Once you can build tor, open src/or/relay.c
, find
relay_send_command_from_edge_
around line 580 and add:
log_notice(LD_GENERAL, "OUTGOING CIRC %u STREAM %d COMMAND %s(%d) length %zu",
circ->n_circ_id, stream_id, relay_command_to_string(relay_command), relay_command, payload_len);
Next, still in src/or/relay.c
, find
connection_edge_process_relay_cell
around line 1433 and add:
log_notice(LD_GENERAL, "INCOMING CIRC %u STREAM %d COMMAND %s(%d) length %d",
circ->n_circ_id, rh.stream_id, relay_command_to_string(rh.command), rh.command, rh.length);
Finally, if you want to log resolved DNS, open src/or/addressmap.c
, find
client_dns_set_addressmap_impl
around line 665 and add:
log_notice(LD_GENERAL, "DNSRESOLVED %s ip %s ttl %d", address, name, ttl);
Run make
Copy src/or/tor
to Browser/TorBrowser/tor
.
Download the latest release of
dumb-init. Copy the following
into a new file named Dockerfile
(based on work by Jess Frazelle):
FROM debian:jessie
MAINTAINER Tobias Pulls <tobias.pulls@kau.se>
RUN apt-get update && apt-get install -y \
xvfb \
libpcap-dev \
libasound2 \
libdbus-glib-1-2 \
libgtk2.0-0 \
libxrender1 \
libxt6 \
xz-utils \
xauth \
psmisc \
--no-install-recommends
COPY dumb-init*_amd64.deb /
RUN dpkg -i dumb-init*.deb
RUN rm dumb-init*.deb && apt-get clean && rm -rf /var/lib/apt/lists/* /tmp/* /var/tmp/*
ENV HOME /home/user
ENV LANG C.UTF-8
# create user (start-tor-browser.sh prevents us from running as root)

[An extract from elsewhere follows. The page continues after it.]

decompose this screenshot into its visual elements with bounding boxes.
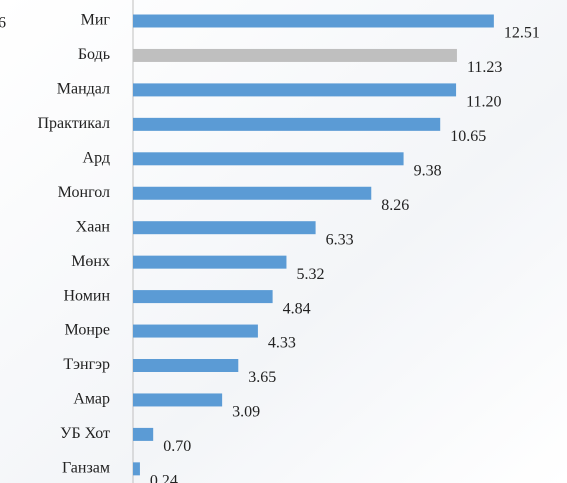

RUN useradd --create-home --home-dir $HOME user
COPY tbw $HOME/
COPY tor-browser_en-US $HOME/tor-browser_en-US
RUN chown -R user:user $HOME \
&& chmod +x $HOME/tbw \
&& setcap 'CAP_NET_RAW+eip CAP_NET_ADMIN+eip' $HOME/tbw
WORKDIR $HOME
USER user
ENTRYPOINT ["dumb-init", "--"]
Build the docker container and start a worker:
docker build -t pulls/worker .
docker run --privileged -d pulls/worker ./tbw <IP:port>
Finally, to extract the data from the resulting torlog-files use the torlogext and fext tools:
torlogext -o results/ data/
fext results
The torlogext file generates cell-files with the format used by Wang et al., and the fext tool extracts features for Wa-kNN.
Wrapping up
When collecting our data we used between 200-400 Docker containers (depending on hardware availability) for several days. The server is not resource constrained and we ran it on a commodity laptop. The clients were run using CoreOS on 1U blades with an Intel(R) Xeon(R) CPU E5-2650@ 2.00GHz and 62GiB RAM.